Unser Interesse am nubischen Leben war noch nicht gesättigt, also heuerten wir in Assuan einen Felukenfahrer aus Elephantine an, der uns bereitwillig durch sein Dorf führte. Viele Nubier wurden wegen des Stausees zwangsumgesiedelt. Sie versuchen ihre farbenfrohe Kultur zu erhalten, zu der auch Krokodile gehören. Lebende oder mumifizierte Exemplare sollen dem Haus Glück bringen. Im Nassersee sollen noch 40.000 leben. Gesehen haben wir kein Lebendes. Den Staudamm überwinden sie nicht.

Beim Spaziergang besuchten wir auch die Schule, auf deren Hof die Klassen mit jeweils ihrem Lehrer strammstanden, einer ausgerüstet mit Stöckchen, während Mitschüler Koranverse über Mikro vortrugen. Im Minicafe, das Tee, Körbe und Gewürze verkaufte, tranken wir Espresso und machten uns Gedanken über die unterschiedliche Wahrnehmung von Sauberkeit.

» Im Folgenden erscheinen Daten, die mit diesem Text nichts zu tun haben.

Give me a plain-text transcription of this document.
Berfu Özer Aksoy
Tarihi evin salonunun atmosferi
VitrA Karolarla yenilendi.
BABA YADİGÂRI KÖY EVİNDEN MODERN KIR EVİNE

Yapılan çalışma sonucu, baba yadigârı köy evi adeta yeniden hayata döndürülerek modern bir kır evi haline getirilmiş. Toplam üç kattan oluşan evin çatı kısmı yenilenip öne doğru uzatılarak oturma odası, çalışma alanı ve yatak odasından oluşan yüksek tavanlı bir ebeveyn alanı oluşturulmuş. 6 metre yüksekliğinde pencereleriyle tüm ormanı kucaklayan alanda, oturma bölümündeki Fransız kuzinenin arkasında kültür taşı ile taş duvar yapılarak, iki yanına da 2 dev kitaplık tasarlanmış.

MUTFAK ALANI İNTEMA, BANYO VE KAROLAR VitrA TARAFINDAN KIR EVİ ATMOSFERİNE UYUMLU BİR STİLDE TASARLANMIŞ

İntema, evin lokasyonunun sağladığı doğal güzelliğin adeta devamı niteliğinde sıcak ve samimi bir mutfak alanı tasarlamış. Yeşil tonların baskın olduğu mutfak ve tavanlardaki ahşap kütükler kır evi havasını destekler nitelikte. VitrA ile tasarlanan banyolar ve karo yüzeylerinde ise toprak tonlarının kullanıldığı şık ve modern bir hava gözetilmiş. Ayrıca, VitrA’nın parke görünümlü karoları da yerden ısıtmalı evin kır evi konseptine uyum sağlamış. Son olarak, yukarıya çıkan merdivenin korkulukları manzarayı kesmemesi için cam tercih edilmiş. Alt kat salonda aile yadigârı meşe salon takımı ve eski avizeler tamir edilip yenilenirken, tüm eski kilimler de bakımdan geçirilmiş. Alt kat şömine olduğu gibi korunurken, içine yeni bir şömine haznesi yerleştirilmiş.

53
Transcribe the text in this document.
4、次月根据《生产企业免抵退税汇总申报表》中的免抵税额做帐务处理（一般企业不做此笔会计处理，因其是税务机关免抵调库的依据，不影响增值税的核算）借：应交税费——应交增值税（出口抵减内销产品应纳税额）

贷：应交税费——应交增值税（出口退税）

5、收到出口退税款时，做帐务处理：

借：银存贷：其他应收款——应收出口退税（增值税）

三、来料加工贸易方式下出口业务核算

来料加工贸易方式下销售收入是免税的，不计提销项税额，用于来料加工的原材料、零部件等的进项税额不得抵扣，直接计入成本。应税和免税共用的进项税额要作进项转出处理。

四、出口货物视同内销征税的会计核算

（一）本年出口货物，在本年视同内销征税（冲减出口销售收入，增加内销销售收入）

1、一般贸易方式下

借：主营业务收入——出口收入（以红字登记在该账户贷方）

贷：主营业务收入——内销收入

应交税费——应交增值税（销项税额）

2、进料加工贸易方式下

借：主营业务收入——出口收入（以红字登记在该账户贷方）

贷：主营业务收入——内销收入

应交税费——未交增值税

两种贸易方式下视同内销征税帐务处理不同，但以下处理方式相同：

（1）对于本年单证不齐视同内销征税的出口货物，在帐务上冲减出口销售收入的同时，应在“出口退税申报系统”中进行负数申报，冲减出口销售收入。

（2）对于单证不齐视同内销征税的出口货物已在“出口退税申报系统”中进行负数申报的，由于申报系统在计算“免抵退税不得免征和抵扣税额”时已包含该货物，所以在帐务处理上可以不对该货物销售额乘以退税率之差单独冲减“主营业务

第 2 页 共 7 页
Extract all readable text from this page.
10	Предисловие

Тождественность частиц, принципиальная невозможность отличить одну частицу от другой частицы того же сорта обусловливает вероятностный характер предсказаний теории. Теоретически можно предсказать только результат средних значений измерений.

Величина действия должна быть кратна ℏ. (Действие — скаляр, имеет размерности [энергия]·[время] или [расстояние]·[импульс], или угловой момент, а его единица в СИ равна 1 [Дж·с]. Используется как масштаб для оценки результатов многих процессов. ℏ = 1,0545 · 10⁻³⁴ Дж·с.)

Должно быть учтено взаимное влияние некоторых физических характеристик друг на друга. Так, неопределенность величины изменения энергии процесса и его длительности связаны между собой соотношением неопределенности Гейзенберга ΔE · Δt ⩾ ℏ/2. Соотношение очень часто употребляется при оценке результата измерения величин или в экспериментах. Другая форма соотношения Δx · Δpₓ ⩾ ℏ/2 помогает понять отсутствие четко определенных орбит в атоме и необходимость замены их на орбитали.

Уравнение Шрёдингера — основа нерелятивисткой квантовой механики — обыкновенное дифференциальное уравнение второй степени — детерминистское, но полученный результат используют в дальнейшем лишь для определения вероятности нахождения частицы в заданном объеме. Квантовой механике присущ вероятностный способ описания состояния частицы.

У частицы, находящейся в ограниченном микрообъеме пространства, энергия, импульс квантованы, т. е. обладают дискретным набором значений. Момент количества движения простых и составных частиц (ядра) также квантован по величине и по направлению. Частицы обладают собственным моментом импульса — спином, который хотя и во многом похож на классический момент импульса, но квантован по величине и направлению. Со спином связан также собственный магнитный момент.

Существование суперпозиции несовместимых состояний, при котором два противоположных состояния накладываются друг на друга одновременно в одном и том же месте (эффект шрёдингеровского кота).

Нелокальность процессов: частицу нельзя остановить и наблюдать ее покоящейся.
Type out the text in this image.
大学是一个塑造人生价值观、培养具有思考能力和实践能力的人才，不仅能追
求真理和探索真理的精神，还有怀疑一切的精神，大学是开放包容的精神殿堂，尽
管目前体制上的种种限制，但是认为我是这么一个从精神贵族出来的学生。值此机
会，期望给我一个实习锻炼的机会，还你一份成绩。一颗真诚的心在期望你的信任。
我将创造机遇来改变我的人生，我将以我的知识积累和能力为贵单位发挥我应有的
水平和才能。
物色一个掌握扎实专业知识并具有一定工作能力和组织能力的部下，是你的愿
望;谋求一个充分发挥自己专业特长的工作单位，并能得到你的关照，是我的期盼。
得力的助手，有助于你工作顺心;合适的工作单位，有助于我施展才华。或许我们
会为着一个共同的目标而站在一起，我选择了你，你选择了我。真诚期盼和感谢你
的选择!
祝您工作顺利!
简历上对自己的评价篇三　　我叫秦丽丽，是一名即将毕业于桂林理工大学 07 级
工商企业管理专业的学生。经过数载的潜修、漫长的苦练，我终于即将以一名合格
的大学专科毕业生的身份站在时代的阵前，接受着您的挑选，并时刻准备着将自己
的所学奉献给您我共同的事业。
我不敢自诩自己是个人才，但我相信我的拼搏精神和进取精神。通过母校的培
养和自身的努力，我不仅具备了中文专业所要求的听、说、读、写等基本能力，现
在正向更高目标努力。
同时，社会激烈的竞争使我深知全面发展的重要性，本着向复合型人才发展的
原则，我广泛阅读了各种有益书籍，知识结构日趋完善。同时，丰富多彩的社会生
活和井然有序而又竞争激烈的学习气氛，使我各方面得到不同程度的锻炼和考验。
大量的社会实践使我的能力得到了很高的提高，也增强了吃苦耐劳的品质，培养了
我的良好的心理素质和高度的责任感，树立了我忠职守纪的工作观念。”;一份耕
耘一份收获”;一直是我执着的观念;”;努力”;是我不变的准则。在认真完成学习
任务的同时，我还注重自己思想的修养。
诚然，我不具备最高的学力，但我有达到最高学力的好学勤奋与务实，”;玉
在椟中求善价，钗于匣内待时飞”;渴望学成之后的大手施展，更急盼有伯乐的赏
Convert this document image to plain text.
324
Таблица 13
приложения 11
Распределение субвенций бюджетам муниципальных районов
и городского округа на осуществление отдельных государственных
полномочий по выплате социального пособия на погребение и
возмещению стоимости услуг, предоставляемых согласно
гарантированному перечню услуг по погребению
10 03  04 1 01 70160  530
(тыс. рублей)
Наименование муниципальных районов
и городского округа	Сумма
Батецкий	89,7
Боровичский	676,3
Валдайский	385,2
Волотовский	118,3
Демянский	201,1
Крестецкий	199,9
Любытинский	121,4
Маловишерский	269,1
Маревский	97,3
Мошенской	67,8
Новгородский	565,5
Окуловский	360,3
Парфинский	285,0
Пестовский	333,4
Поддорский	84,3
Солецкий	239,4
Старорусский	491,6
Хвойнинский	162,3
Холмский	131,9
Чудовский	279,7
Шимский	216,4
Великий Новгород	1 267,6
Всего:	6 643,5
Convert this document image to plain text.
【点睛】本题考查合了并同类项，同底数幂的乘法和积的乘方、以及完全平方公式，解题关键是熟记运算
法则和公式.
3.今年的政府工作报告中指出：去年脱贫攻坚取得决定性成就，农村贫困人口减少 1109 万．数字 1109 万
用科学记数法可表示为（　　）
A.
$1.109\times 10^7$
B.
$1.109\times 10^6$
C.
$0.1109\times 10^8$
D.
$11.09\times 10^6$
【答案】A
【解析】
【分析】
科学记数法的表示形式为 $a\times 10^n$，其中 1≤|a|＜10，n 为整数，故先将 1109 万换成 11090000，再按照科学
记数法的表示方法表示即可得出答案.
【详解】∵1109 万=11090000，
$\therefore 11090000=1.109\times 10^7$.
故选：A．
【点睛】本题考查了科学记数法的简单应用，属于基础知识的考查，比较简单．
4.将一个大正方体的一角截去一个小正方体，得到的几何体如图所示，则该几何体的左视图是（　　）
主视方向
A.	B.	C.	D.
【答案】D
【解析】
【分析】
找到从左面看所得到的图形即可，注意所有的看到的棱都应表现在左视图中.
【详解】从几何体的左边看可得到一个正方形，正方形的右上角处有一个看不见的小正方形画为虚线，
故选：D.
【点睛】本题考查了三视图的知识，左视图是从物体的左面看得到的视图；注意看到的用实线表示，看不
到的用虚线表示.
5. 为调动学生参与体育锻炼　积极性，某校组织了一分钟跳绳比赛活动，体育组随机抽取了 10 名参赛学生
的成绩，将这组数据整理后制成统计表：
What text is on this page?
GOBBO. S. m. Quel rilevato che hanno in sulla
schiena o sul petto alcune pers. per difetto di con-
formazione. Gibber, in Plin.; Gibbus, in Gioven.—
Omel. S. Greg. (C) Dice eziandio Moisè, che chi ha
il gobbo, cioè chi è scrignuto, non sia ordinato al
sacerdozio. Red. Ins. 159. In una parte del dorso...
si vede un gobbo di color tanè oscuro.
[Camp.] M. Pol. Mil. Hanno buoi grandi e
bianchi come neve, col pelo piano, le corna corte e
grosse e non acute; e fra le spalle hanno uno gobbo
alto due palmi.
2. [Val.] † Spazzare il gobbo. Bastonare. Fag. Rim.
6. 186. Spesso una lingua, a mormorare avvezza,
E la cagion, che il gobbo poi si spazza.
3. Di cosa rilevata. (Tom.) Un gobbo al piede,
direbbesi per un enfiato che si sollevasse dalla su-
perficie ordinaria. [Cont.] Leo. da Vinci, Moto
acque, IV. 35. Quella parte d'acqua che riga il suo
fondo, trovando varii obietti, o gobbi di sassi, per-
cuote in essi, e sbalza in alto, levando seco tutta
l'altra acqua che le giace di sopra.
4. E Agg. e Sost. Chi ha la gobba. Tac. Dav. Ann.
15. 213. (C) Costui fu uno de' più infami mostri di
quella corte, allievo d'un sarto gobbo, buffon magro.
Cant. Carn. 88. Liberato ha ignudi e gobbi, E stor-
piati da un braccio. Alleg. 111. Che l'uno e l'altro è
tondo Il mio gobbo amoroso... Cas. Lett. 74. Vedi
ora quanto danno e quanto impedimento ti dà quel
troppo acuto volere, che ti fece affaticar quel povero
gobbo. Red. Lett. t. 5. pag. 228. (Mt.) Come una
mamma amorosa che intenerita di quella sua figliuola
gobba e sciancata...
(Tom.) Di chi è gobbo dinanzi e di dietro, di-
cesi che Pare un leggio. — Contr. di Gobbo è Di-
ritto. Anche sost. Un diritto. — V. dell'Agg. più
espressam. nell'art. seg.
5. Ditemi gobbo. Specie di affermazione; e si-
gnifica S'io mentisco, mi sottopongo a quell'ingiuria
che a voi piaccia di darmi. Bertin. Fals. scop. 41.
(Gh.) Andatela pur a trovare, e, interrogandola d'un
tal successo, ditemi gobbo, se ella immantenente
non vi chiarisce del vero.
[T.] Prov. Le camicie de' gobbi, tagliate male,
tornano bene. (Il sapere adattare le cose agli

Müll ist Einstellungssache. Was wir als wilde Kippe bezeichnet hätten, war ein schattiger Unterstand aus Schilf eines Gärtners, der hier komfortabel seine Nachmittagssiesta abhielt – buchstäblich auf einer Müllhalde. Marodes in der Nachbarschaft wird nirgends abgerissen, da es keinen stört. Es verfällt und wird mit Abfall verfüllt. Ein weites Feld für Erziehung.